May 3, 2009 · 1 Comment

Placebos regularly affect around a third of patients who take them.  They can cause some alleviation of symptoms or, at times, even the complete disappearance of them.   While recently reading about placebos, it occurred to me just how powerful that effect is.  I wondered if there were some way to harness it.  Wouldn’t it be fantastic if giving people sugar pills, cheap and with no side effects, could regularly help up to 1 in 3 people feel better, with practically any affliction?  Oh, what a world!

It was with this mindset that I read a post in the blog Respectful Insolence, lambasting the practice of Reiki.  I had never heard of Reiki before, but it claims to heal based on the physical manipulation of the chi, or life force; it’s sort of like massaging without necessarily touching or even being in the same location.

Respectful Insolence lays it out:

Of course, there is no evidence that reiki “works.” First off, there is no evidence that the “life energy” field postulated by reiki believers has never [sic] been detected, and it’s not as though it hasn’t been sought.
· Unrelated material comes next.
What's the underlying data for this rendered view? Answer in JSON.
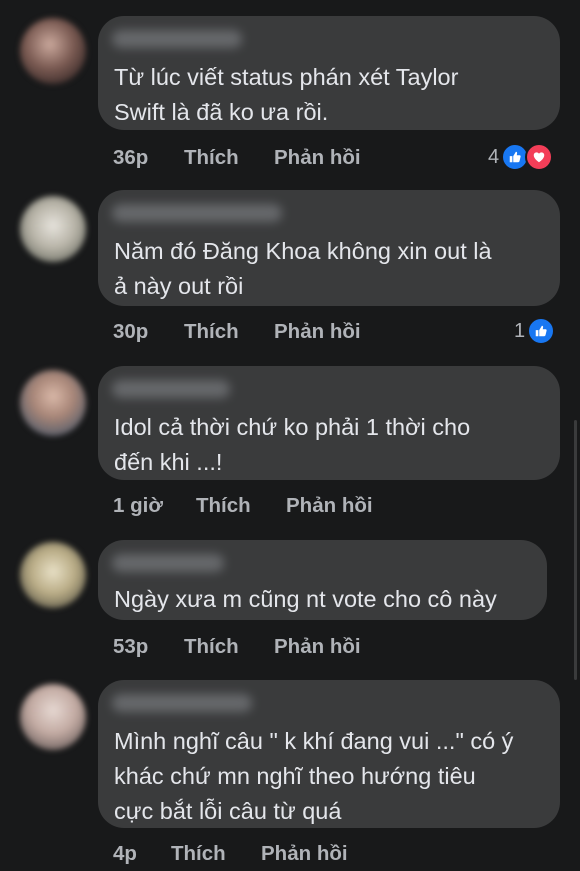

Second, there is no evidence that reiki masters can either detect or manipulate any such fields. Third, virtually every rigorous trial of reiki has failed to show an effect greater than that of a placebo, aside from the number that might be expected to be “positive” by random chance alone. The bottom line is that whatever benefits appear to derive from reiki are almost certainly placebo effects.

While I grant the above is surely true, I can’t agree that this means Reiki (or any similar placebo-type effect) doesn’t “work.”  If Reiki functions as a placebo, and if the placebo effect is real, then this means some of those who undergo Reiki (or similar practices) actually do feel effects.   Whether or not Reiki works due to its specific biochemical properties is, for those who feel better from it, besides the point.  For patients, feeling better means something worked.

I feel I must tread lightly here, because Reiki does sound like nonsense to me, and because I wholeheartedly support evidence-based medicine.  I don’t mean to come out in favor of mumbo-jumbo that people may seek out on par with medicine that has been proven to work more and better.  That being said, I do think this question – of mumbo-jumbo having potential benefits – illustrates a distinction within medicine: medicine as science and medicine as healing.  Respectful Insolence is arguing against Reiki because it is not scientific, and because he views medicine as a science.  But the fact that the placebo effect exists is a testament to what a powerful role our psychology plays in our physical well-being, and the fact that people seek out such holistic treatments is a testament to how strongly people desire the psychological, non-scientific component of being healed.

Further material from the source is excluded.